19 C.F.R. Sec. 353.25(d) (1993).
No interested party requested administrative review of the fiber finding during the next four consecutive anniversary months (March 1989, March 1990, March 1991, and March 1992). Consequently, Commerce conducted no reviews of that finding from March, 1988 through February, 1992. On March 1, 1993, the first day of the finding’s fifth anniversary month, Commerce failed to publish a notice of intent to revoke the fiber finding in accordance with 19 C.F.R. Sec. 353.25(d)(4). Instead, on March 12, 1993, Commerce published a notice soliciting requests for administrative review for the period March 1, 1992 through February 28, 1993. See Antidumping or Countervailing Duty Order, Finding, or Suspended Investigation, 58 Fed.Reg. 13,583 (1993). No interested party requested administrative review by the last day of the fifth anniversary month.

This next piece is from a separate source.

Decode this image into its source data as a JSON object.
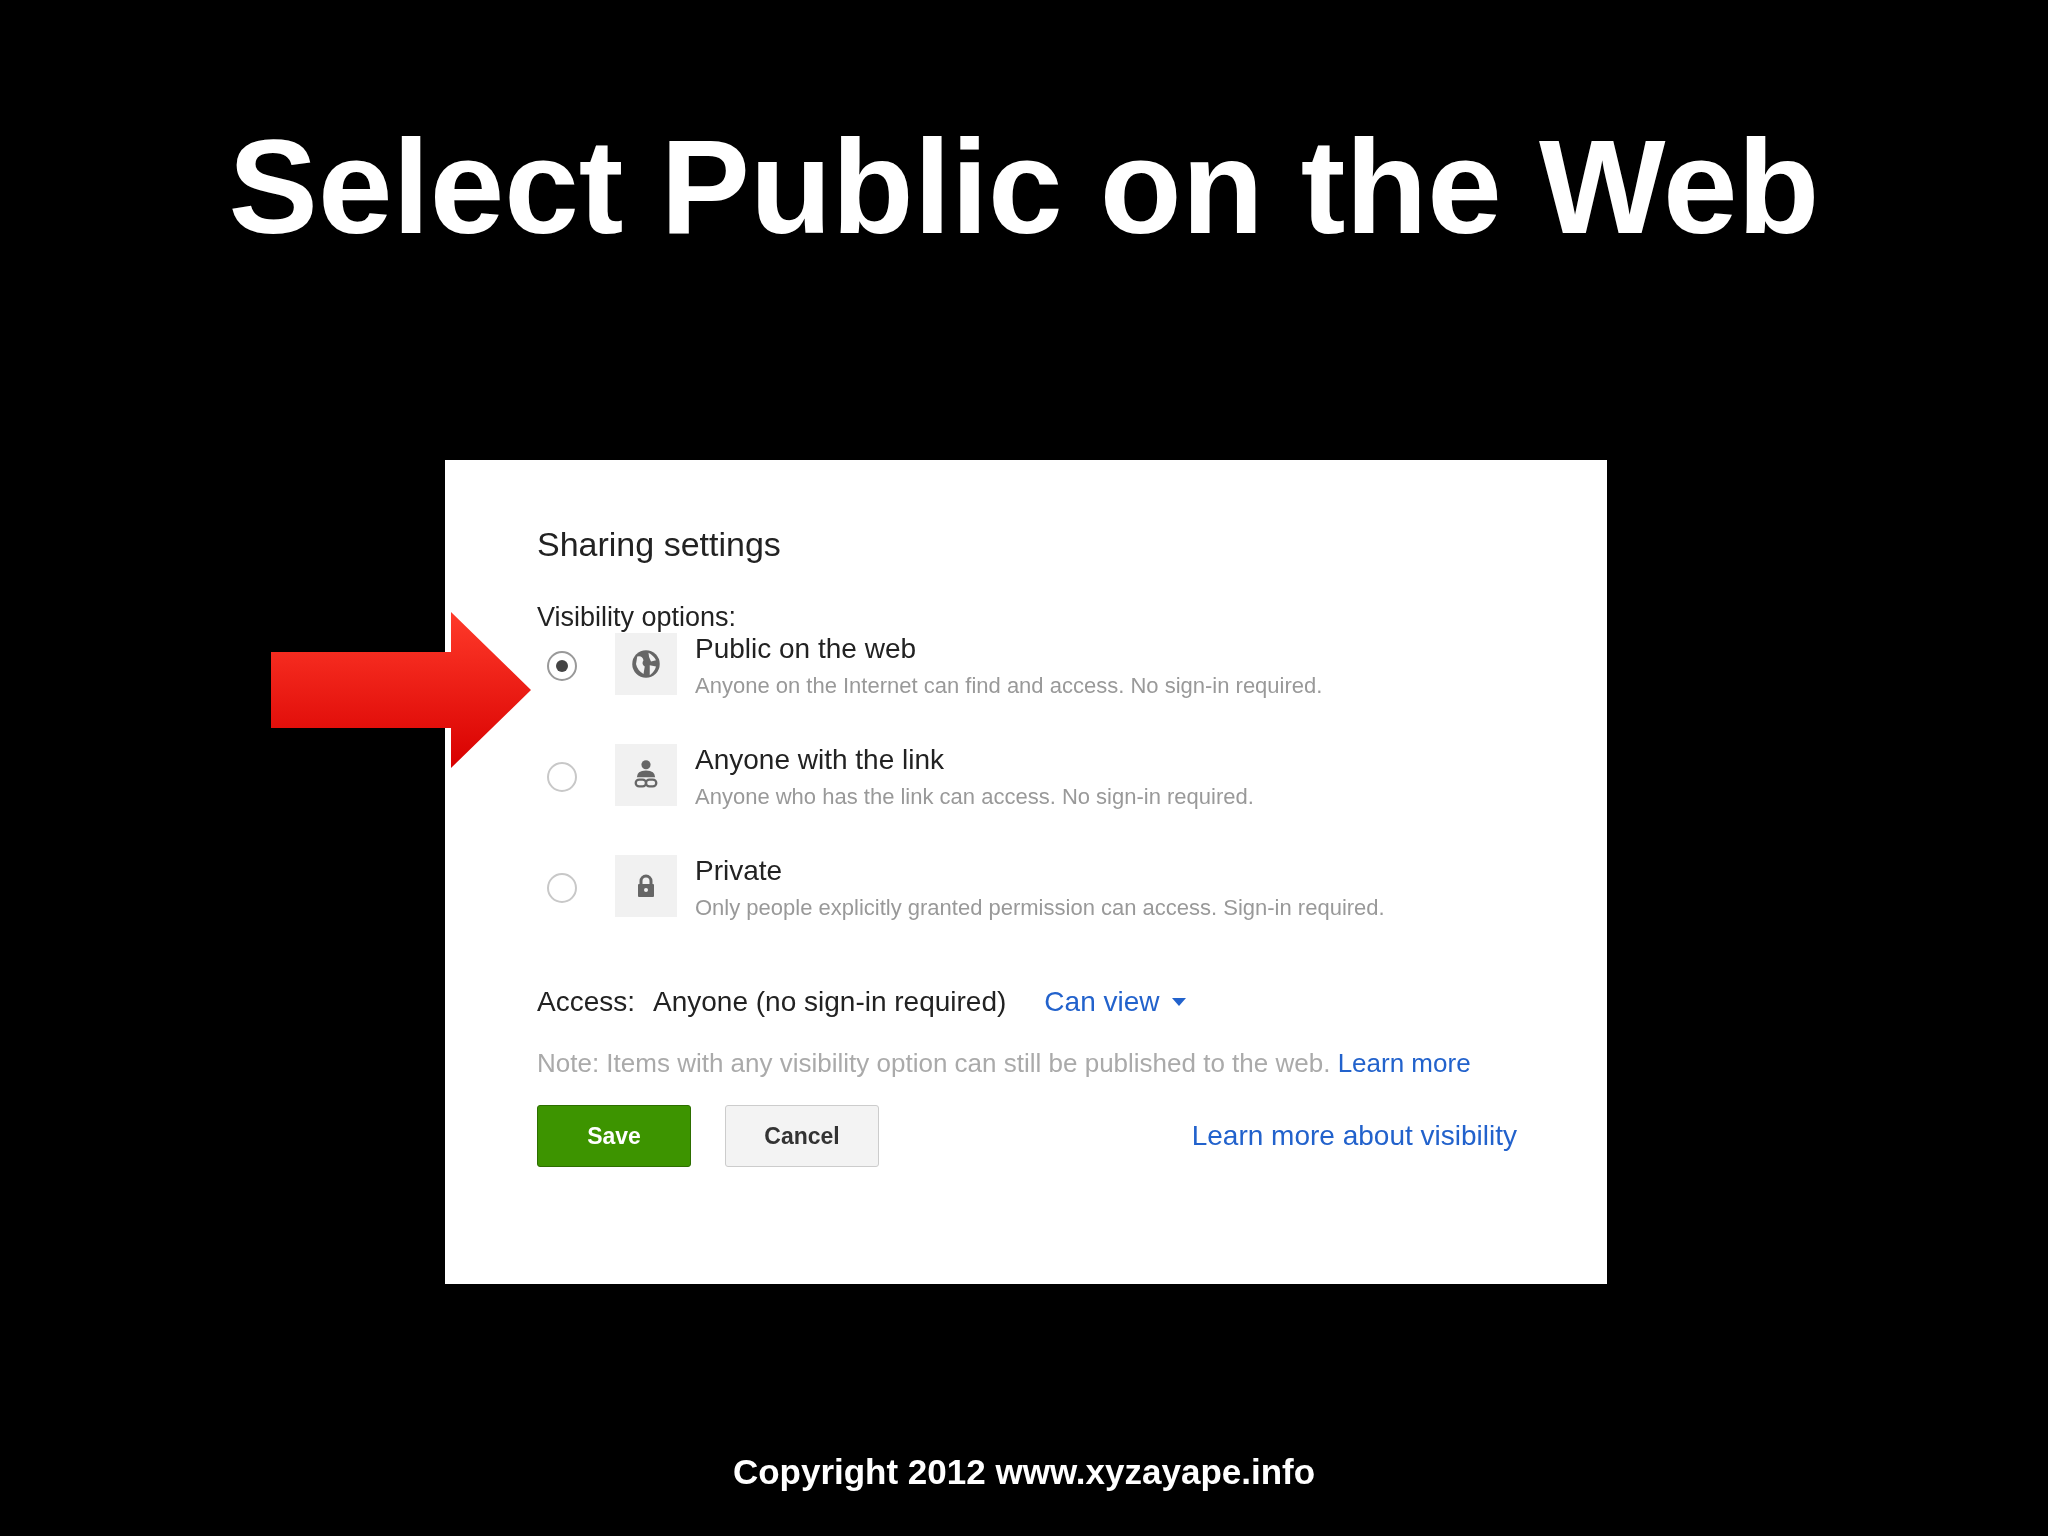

On June 3, 1993, Commerce published a notice of intent to revoke the fiber finding, see Rayon Staple Fiber From Finland, 58 Fed.Reg. 31,504 (1993), stating that “if no domestic interested party objects to this intent to revoke within thirty days from June 3, 1993, we shall conclude that the finding is no longer of interest to interested parties and shall proceed with revocation.” 58 Fed.Reg. at 31,505. By letter dated June 28, 1993, the only two U.S. domestic producers of rayon staple fiber3 objected to the proposed revocation. Accordingly, Commerce did not revoke the fiber finding.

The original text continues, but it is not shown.